NIKE 公式オンラインストア


PEOPLEText: Jeremy Tai

In a portion of Hamburg, where the people seem to be a little more into doing their own thing, there sitting slightly below street level, is a studio producing stuff that is distinctly german. Stuff like white cotton-ribbed t-shirts with the word KRAUT emblazoned across the front in red block letters. Stuff like black fuzzy hats where a light blue graphical hand-grenade sits in a circle of blue. It is this stuff, this mix of arty-cultural-wearables and other artifacts, and a blatant use of borderline images tied-in with words of the past, that make Maegde u. Knechte interesting.

The name has its roots in feudal germany. Maegde meaning the female serf and knechte meaning the male serf working for the kingdom. It is exactly this kind of playfulness with the german culture that sets Maegde u. Knechte apart from all the others. On an overcast saturday I sat down with Ina Kurz, poet, and C.L., product development, at the back of their studio/shop and put my broken german to the test, to find out what makes Maegde u. Knechte.

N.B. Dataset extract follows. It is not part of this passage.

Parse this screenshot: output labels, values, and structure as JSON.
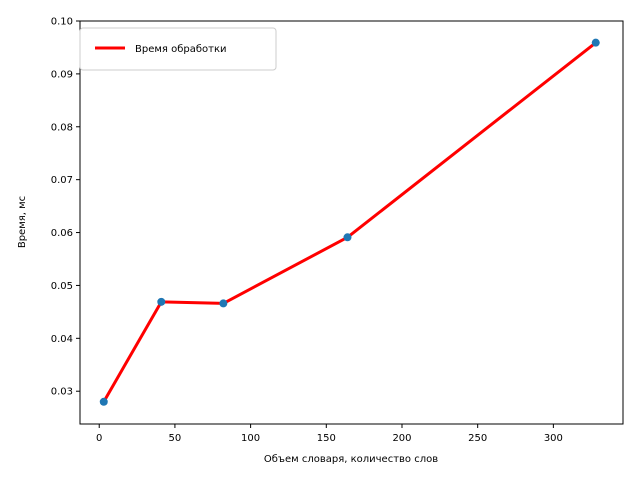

The following are excerpts from an interview with Ina Kurz.

About fashion…

The whole business with the fashion is at the moment changing. You have everything in the whole world at the same time, and nobody likes that. Nobody wants something that isn’t unique anymore. That’s why fashion is stressful and schrecklich.

The theme with fashion is an interesting theme, because people come-in and think we’re a t-shirt shop and then there’s people that come in and see that we aren’t a t-shirt shop and see right-away the rest. But there’s both.

What’s quite different is we have young mothers interested in the kids stuff we make and sell, because we have kids stuff that isn’t anywhere else. There’s always small kids stuff all over the place that is so dumb. So it’s the mother that buys our stuff, but it’s the grandmas that buy it too, women that are in their 50’s. Then you have the people that are interested in art, and often advertising people. But not into their (advertisers) own thing, it must be light. Light, fast and tasty. I think we have something for everyone.

The advertisers are faster than the others (in picking-up new things) because they understand quicker or are closer than people from the suburbs and that’s why I think we’re a little bit more popular for the advertisers. But we don’t have target audiences or anything. Not at all. We hardly even go out, never to parties. So I don’t know what’s up (in trends). We just make what’s fun.

Taboo Motifs

We haven’t had anyone angry about our stuff. Everything that the media presents about our stuff is positive. It’s all positive. But we’ve had a problem with the people that actually do the stuff. They (the tank drivers) found the caps great but for the nuclear workers it just didn’t work. But nuclear work is out. You just can’t do it anymore and so we use the symbols, but the people don’t understand it. The same goes for handgrenades. Handgrenades, tanks and nuclear reactors.

The extremists (right-wing and military fanatics)… They find our stuff dirty. They don’t even see us. For them, we’re in a basment (the studio), we’re totally small. For them we’re small, dirty and stupid. No, I think you have to look a bit to understand our stuff and they have other interests. They think about gold patches or green jackets. We’re totally different, their hardware is programmed totally different. Totally. But no, we have’t had any problems with them.

Studio not shop

We’ve been doing this for about a year. A bit more than a year in this form. We have a werkstatt behind this studio. There’s new stuff everyday. New products to develop, whether it’s bottled water or rubber boots, everyweek there’s almost always something new. We make it in small issues. Sometimes only once or twice, and then its gone. And that’s what the people like and what we like. Its original and that’s why nobody can really copy our stuff. Because of this, it’s not really interesting for a big firm to steal the ideas.


It’s not just C.L. and I, there’s Daniel, there’s Niklas, and a lot of friends. The studio is just the two of us in a way, but we have an exchange and communication flow and through that what happens happens. We are two but with the rest our friends, we are a family. We all live here (on the same street). Totally tight together. It doesn’t work with strangers.


At the moment we’re packing our suitcases and are heading to New York with our stuff because there was an inquiry about our work. We would like to show our stuff and perhaps even sell some stuff. We don’t have any desire to go to Berlin or any other German city to make a studio. It doesn’t work that way. We didn’t want to go (to New York) but we had someone interested so we’re going over to see what’s up. But when New York wants us then we’ll go there. But it’s not interesting for us to go to Berlin or Munich or any other big German city. What is there for another big city in Germany? There isn’t any. Cologne?

Yeah, there we have a friend that is showing our stuff to the art scene. She took a palette of our work and is looking for a gallery for us. We think we must be in a gallery. More about culture and art. It might not look that way but in this direction, in art, we can bring something. Since we financed our studio here, we have to make stuff that we can sell. But through using art to show our stuff, like our friend in Cologne and other people that are doing stuff and/or are good at making a business, we think that’s really good because they can do it easier.

It’s pretty great when you can do what you want to do, I can do what I want to do, and I can make a living. It’s quite a lot. For me, after the first year, it’s already a lot. I think that’s the main thing, that it stays this way.